Earnings season continues. This morning primary French banks Société Générale and Crédit Agricole each released earnings for the first three months of the year that exceeded analyst estimates. Société Générale’s $970 million in earnings represents a five-fold increase over the same period in 2014, when the bank was forced to write down Russian asset values, A pickup in asset management and investment banking activity were key drivers for the income growth. U.S. insurer MetLife will announce first-quarter results after equity markets close this afternoon. Expectations among analysts are that the company’s recent major push to increase annuity sales will be a primary driver of profits for the period. Tesla Motors will also report after the close. Investment bank Jefferies yesterday resumed coverage of the performance electric car manufacturer with a “buy” rating and a price target of $350 per share.

Portfolio Perspective: A Shaken Bond Market May be a Buying OpportunityKarl Haeling, Landesbank Baden-Württemberg

On one hand, investors are busy trying to understand the nature and implications of the big sell-offs in global bond markets this past week. On the other hand, the market now faces what appears to be another concentrated burst of supply immediately ahead. Both elements are short-term bearish and have left the market somewhat shaken.

U.S. investment-grade bond issuance is expected to total between $120 billion and $140 billion in May, with much of it occurring in the first half of the month ahead of the Memorial Day holiday weekend. Issuance totaled $107 billion in April, with most of that amount allocated in the final two weeks of the month. The record for any single month is $143 billion, so May stands to be one of the busiest months ever for the asset class. It is also noteworthy that much of the expected supply will involve long-dated paper — and thus a lot of duration for the market to absorb in a short period of time. Given that most of the supply to involve corporate issuers rather than financial ones, there will be relatively little associated swapping, another near-term negative for Treasuries.

In the middle of this issuance, Treasury will come to market May 12-14 with an expected $64 billion of auctions involving three-, ten- and 30-year paper, a further worry for near-term market direction.

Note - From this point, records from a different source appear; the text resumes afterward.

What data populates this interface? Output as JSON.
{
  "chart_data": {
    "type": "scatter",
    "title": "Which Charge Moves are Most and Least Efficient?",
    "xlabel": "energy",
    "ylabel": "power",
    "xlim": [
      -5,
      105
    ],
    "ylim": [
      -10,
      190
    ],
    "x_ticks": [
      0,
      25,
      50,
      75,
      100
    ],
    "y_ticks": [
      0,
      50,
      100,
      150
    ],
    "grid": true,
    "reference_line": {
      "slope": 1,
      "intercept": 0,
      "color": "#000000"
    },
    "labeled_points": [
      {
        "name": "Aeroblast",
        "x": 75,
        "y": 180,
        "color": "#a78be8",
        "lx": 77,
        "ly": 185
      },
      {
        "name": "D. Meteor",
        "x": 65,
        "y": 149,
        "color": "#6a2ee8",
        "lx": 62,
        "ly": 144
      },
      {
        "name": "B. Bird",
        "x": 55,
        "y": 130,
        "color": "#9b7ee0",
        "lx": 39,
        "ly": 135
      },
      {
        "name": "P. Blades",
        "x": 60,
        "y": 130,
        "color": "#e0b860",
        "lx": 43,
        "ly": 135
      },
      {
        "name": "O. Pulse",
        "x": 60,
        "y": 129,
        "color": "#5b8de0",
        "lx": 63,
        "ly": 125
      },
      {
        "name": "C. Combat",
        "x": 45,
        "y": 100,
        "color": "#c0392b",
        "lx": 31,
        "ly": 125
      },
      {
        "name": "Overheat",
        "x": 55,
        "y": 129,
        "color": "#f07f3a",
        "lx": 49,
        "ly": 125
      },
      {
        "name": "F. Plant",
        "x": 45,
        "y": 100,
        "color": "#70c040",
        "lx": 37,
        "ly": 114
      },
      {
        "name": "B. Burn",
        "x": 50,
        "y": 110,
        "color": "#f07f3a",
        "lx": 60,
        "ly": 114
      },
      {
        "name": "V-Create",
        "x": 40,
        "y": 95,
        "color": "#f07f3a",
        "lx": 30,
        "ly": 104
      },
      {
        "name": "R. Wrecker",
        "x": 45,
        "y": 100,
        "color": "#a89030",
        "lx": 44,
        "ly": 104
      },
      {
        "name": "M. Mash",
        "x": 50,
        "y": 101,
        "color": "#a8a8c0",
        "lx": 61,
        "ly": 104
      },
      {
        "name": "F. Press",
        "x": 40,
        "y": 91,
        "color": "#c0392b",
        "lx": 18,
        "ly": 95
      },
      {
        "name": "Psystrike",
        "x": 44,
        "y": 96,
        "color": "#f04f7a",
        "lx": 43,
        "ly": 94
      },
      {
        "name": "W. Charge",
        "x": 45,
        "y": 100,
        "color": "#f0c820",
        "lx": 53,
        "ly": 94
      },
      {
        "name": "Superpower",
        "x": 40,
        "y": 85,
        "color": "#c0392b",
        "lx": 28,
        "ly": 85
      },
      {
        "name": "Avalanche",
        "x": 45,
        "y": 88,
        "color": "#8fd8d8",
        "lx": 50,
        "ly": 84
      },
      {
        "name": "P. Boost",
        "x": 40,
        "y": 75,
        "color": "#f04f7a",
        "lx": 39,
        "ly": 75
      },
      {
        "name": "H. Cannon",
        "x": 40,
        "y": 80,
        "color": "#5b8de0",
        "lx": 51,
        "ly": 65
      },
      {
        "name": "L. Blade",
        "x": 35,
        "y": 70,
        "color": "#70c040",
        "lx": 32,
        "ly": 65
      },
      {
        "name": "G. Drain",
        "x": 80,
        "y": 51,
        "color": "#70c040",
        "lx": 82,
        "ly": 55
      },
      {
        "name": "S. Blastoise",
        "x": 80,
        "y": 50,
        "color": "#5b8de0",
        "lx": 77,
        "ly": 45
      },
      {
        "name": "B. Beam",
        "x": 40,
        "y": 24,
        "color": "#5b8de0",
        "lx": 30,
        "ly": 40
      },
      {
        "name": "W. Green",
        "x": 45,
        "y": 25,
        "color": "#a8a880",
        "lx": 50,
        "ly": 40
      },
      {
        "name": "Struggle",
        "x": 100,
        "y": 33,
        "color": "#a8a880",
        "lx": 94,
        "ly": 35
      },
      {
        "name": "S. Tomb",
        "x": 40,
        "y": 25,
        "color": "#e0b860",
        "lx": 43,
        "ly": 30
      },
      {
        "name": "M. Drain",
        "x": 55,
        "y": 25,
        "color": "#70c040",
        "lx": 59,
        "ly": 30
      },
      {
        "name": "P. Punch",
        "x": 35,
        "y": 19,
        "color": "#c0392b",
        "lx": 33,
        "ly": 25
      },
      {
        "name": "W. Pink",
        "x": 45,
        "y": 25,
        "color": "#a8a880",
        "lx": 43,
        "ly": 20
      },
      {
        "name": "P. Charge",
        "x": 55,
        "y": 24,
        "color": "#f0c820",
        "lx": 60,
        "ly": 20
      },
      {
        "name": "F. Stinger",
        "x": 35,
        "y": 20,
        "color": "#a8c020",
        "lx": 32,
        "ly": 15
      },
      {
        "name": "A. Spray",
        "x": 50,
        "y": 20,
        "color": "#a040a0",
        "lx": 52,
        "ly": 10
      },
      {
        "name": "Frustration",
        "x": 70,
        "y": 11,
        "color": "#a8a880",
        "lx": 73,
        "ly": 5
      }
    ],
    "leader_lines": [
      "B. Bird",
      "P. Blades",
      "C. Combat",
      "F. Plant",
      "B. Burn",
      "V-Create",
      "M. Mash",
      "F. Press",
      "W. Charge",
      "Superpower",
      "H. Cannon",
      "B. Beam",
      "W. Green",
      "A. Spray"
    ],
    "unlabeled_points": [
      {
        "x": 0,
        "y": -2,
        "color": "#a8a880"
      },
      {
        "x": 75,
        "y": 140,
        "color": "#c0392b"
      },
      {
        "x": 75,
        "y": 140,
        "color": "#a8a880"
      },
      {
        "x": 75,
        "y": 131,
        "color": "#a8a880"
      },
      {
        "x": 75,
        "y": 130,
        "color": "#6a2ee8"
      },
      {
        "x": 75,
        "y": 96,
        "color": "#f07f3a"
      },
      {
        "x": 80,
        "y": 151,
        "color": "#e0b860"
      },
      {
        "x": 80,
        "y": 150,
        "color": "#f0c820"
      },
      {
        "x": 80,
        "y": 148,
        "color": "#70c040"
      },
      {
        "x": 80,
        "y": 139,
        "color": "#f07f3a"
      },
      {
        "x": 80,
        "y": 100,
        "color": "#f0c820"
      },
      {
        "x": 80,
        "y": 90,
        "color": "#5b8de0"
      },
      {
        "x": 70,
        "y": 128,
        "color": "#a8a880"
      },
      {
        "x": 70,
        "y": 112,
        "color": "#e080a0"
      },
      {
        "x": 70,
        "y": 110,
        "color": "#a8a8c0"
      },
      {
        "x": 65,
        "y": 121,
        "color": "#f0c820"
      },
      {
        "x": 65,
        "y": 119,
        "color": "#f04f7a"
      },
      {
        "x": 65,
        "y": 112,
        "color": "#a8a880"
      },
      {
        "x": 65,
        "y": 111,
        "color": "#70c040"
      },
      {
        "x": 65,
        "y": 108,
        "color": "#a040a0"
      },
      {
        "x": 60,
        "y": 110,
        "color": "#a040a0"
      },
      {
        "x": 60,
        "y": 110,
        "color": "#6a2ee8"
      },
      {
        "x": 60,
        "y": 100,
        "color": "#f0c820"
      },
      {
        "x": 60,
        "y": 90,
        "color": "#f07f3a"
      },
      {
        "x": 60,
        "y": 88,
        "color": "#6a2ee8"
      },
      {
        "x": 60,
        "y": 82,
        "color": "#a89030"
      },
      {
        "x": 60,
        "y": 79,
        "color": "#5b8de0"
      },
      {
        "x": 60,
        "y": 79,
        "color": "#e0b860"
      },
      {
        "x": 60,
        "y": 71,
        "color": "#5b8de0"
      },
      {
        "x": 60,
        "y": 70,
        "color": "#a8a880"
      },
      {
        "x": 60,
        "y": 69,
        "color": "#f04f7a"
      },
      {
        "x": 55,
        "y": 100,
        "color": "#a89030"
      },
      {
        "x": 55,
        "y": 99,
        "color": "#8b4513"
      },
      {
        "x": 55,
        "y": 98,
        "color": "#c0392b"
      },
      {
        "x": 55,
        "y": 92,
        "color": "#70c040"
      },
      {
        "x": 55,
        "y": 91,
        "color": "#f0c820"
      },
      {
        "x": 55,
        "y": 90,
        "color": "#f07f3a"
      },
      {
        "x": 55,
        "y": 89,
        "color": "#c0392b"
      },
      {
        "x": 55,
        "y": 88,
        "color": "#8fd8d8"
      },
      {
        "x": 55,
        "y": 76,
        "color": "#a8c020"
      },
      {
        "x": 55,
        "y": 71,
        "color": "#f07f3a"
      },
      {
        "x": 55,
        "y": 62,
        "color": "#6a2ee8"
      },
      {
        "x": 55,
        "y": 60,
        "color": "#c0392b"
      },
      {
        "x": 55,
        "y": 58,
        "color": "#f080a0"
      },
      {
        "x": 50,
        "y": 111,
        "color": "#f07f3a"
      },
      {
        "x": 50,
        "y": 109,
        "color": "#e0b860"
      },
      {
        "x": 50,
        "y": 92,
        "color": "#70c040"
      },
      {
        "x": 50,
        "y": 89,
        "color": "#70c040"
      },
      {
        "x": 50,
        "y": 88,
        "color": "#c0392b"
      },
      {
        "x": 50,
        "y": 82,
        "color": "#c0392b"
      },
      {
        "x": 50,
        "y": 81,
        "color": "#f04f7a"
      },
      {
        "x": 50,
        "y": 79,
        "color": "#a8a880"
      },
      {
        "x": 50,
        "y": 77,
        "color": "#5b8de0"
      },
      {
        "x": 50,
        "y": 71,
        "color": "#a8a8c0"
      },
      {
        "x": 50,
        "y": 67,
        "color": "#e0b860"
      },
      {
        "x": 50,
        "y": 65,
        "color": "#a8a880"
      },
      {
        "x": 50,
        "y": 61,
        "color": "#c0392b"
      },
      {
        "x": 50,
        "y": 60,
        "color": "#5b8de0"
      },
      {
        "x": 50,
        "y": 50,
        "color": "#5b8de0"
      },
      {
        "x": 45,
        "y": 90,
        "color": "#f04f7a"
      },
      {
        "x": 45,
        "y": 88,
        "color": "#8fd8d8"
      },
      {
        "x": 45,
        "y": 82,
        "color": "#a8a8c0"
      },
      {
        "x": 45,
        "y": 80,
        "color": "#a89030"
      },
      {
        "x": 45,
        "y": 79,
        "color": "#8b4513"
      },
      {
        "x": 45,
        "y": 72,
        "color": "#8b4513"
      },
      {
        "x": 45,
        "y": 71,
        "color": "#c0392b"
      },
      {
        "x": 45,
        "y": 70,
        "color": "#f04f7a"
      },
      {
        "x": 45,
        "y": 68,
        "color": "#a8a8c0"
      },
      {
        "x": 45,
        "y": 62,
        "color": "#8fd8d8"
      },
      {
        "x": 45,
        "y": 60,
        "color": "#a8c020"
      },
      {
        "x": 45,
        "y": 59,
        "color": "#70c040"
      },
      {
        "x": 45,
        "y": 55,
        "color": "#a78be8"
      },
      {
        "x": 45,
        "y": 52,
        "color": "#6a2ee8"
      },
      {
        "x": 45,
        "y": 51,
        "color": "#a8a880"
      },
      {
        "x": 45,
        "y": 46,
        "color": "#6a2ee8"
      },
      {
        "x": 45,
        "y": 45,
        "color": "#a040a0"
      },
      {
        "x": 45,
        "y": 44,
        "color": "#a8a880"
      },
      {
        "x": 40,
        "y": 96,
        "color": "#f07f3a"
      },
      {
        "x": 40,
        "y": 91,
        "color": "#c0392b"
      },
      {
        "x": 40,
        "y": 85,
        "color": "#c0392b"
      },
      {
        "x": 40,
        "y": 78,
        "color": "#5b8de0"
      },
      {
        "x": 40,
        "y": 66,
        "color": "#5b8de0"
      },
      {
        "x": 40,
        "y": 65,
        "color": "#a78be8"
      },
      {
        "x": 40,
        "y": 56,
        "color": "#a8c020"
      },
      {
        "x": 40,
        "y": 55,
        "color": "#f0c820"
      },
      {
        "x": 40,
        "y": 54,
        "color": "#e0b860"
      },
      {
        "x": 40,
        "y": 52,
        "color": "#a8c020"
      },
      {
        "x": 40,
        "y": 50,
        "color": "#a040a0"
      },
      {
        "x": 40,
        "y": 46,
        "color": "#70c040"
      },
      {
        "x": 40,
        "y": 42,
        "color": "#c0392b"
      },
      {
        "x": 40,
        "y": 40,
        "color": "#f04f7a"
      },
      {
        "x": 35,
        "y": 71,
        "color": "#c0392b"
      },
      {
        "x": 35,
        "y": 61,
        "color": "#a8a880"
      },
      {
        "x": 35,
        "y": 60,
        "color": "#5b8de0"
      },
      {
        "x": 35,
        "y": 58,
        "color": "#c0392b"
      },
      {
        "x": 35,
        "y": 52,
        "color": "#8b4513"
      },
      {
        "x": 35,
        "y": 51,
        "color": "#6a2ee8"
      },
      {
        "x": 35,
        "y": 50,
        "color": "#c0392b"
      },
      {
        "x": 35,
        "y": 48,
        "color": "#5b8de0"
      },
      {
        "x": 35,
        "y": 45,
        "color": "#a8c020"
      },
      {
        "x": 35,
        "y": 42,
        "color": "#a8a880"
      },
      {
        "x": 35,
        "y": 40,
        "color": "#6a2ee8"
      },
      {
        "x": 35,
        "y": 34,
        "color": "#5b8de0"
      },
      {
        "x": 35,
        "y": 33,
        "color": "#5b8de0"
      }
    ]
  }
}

Ironically, all the new issuance globally, whether from corporates or sovereigns, is not producing any net new supply, as there is so much maturing debt. So supply of investment liquidity is not the issue. There is plenty of money to absorb the paper.

The problem is the timing and the growing illiquidity of the markets. Money managers typically sell out older corporate bonds from their portfolios to make room for the new issues. Yet with dealer balance sheets now so limited, it is difficult for the secondary market to absorb the associated redistributions. This only adds to the hedge pressure.

In the end, however, this just creates a good buying opportunity, as money eventually flows in to take advantage of what essentially becomes a giant new issue concession for the whole marketplace. This can be seen in Treasuries, where the government is scheduled to make $67 billion of maturing debt payments on May 15, $3 billion more than the expected size of the mid-month auctions.

Karl Haeling is a vice president of capital markets at Landesbank Baden-Württemberg’s New York office.